L'Italia è affamata di lavoro. Di lavoro dignitoso, che sia sopra il carroponte di una nave, dietro la cassa di un supermercato, nel buio di una miniera o in sella a una bici. Di lavoro sicuro, i quasi mille morti dell'anno che ci lasciamo alle spalle sono una croce che nessun uomo di buona volontà può continuare ad accettare. Di lavoro sano e sostenibile, senza doverlo mai barattare con il sacrosanto diritto alla salute. Di lavoro certo, affinché migliaia di giovani non si sentano ospiti a casa loro e costretti ad emigrare per costruirsi un futuro migliore. Di lavoro giusto, con salari rispettosi del sudore degli uomini e delle donne. Di lavoro regolare e non sfruttato in un campo assolato di ingiustizia. Di lavoro vero, non svenduto da imprenditori da strapazzo o da multinazionali pronte a delocalizzare fabbriche e umanità.
Perciò in questo 2020 non accontentiamoci delle briciole, non sottostiamo a ricatti, non pieghiamoci alla legge del più forte. Abbiamo il diritto di pretendere il meglio. E abbiamo il dovere di provarci affinché sia un anno più attento alle persone che allo zerovirgola del Pil. Più aperto e meno ancorato ai propri confini. Più civile e meno fascista. Più sensibile e meno rancoroso. Più orientato verso il bene comune e non verso gli interessi personali. Più sociale e meno solitario. Più green e meno negazionista. Più rispettoso e meno volgare. Più umano e meno crudele. Più libero e meno sovranista.

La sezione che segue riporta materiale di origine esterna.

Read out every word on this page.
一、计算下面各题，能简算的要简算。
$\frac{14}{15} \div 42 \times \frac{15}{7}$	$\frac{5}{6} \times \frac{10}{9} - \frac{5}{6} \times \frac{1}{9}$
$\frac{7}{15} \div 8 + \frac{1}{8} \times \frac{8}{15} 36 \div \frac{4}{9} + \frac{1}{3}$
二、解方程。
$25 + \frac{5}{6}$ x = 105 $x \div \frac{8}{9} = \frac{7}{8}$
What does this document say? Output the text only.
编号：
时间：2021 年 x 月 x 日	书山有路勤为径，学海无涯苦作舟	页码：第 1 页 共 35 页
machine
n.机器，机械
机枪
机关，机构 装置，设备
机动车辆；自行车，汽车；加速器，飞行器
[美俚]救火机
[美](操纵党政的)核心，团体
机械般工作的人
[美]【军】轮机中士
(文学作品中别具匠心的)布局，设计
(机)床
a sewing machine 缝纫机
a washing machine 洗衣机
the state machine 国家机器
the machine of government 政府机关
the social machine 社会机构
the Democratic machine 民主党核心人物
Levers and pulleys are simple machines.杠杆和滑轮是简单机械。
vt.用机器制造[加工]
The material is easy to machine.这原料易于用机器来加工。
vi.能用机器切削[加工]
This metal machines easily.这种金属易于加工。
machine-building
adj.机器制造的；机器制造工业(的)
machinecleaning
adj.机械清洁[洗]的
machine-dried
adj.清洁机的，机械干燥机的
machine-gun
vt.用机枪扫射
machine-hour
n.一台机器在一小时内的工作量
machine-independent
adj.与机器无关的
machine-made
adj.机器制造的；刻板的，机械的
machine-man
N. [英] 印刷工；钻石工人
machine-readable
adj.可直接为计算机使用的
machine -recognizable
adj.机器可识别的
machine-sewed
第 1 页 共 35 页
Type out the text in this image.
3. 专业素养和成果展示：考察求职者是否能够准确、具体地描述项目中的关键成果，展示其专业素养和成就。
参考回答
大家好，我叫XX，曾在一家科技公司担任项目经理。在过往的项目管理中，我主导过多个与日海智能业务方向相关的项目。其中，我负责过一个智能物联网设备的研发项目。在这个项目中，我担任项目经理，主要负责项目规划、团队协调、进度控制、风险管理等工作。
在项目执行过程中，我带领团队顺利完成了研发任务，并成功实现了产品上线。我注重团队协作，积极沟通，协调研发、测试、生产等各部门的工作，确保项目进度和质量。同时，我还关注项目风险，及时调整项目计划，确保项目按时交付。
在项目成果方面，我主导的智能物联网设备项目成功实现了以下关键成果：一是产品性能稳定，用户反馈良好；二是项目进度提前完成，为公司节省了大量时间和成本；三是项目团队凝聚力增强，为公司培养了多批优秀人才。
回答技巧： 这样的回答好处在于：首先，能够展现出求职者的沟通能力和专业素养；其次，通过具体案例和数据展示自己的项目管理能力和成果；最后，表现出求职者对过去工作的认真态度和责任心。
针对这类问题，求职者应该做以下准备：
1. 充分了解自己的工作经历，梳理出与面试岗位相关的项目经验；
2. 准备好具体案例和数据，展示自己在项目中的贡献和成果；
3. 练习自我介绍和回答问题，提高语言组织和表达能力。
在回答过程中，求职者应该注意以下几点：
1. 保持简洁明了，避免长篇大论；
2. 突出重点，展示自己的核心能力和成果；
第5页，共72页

Scattiamoci più foto panoramiche e meno selfie. Riacquistiamo la voglia di lottare collettivamente. Torniamo a sventolare i nostri ideali senza alcuna paura. Siamo tanti. Siamo quell’Italia che pochi giorni fa il presidente Mattarella ha definito “spesso silenziosa e che non ha mai smesso di darsi da fare”. Facciamo nostro l’invito del capo dello Stato: “Dobbiamo creare le condizioni che consentano a tutte le risorse di cui disponiamo di emergere e di esprimersi senza ostacoli e difficoltà. Con spirito e atteggiamento di reciproca solidarietà. Insieme”. La strada è in salita, è evidente, ma se non iniziamo a percorrerla con convinzione la cima resterà sempre un'utopia. E noi resteremo sempre semplici sognatori e mai cittadini consapevoli del nostro tempo e padroni del nostro destino.